Try to understand where your aunt, uncle, dad or brother is coming from, which means never starting a sentence with the following phrase: "How could you possibly vote for...!?!" That's only going to put the person you ask on the defensive.”
Not rocket science, for sure, but good reminders about communication skills and an excellent reminder that divisiveness can start and end with me. )
Their petition letter said, among other things and paraphrasing, “this is not the time for political retribution.” The overall no-nonsense attitude I have gotten from No Labels in the past put me in touch with their good intentions and put me over the edge about what to do and even how to think regarding the nomination.
I’d seen and read other items, most of which said something like, “The Democrats need to develop some spine,” some of which said, “the court needs a 9th justice, get on with the consideration of this nominee.” My own knee-jerk reaction was with those wanting the Democrats to get a spine, but I also knew that my knee-jerk reaction was neither my best self nor a basis on which to decide.
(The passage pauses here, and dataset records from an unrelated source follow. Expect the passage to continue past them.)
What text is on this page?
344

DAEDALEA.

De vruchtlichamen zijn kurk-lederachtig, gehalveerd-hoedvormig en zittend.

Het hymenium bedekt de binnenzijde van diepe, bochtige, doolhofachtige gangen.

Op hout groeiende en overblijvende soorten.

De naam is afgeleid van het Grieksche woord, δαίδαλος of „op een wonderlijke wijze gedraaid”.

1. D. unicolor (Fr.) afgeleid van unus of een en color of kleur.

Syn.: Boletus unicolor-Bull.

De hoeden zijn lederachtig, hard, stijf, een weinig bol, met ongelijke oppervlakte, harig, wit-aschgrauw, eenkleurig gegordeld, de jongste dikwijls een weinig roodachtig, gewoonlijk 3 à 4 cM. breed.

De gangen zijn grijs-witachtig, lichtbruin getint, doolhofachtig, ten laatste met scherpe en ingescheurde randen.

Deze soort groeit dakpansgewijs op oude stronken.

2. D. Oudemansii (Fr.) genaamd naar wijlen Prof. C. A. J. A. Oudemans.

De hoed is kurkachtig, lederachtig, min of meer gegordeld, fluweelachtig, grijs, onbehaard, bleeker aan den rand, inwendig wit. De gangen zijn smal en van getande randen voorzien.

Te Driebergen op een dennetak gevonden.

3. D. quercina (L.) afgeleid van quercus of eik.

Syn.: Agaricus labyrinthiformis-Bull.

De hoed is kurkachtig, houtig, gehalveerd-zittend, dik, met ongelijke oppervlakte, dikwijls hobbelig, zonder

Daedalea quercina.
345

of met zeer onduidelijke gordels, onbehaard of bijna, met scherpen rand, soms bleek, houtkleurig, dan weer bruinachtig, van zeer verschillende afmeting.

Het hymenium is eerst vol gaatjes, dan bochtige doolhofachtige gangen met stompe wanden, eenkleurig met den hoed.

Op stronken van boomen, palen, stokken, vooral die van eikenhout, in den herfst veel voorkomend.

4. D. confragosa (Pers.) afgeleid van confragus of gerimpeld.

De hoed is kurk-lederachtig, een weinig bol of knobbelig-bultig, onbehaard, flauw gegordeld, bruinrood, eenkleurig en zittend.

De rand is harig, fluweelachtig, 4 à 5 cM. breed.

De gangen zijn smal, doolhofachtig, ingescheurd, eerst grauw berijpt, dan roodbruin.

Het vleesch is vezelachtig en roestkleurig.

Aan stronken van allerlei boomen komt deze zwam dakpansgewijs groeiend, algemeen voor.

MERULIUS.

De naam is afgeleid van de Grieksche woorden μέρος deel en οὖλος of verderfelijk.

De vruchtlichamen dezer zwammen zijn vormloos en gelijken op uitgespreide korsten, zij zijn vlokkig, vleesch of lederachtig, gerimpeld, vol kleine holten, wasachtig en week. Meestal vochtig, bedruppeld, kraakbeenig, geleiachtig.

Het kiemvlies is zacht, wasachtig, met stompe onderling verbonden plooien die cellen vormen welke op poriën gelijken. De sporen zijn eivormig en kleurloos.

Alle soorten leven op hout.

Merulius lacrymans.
I was, and remain, concerned that giving a fair hearing will only embolden the Republicans to more dirty – though entirely lawful – tricks. My perception is they are completely shameless. I know that fear is not a good reason to decide much of anything, and the urging of No Labels put me over the top.
So … I am now squarely behind vetting Judge Gorsuch. I doubt that I want him confirmed, though I do like his notion that the role of the judiciary is other than creating new law, only interpreting the law that is in front of it.
My fervent hope, regardless of who the ultimate justice is, is that there is enough written law and Constitutional limits on Presidential power that our current President is unable to govern as he seems to have been trying to do since the inauguration. And that the judges who hear the cases are independent enough to make the appropriate decisions and have tools adequate to the task of enforcing them.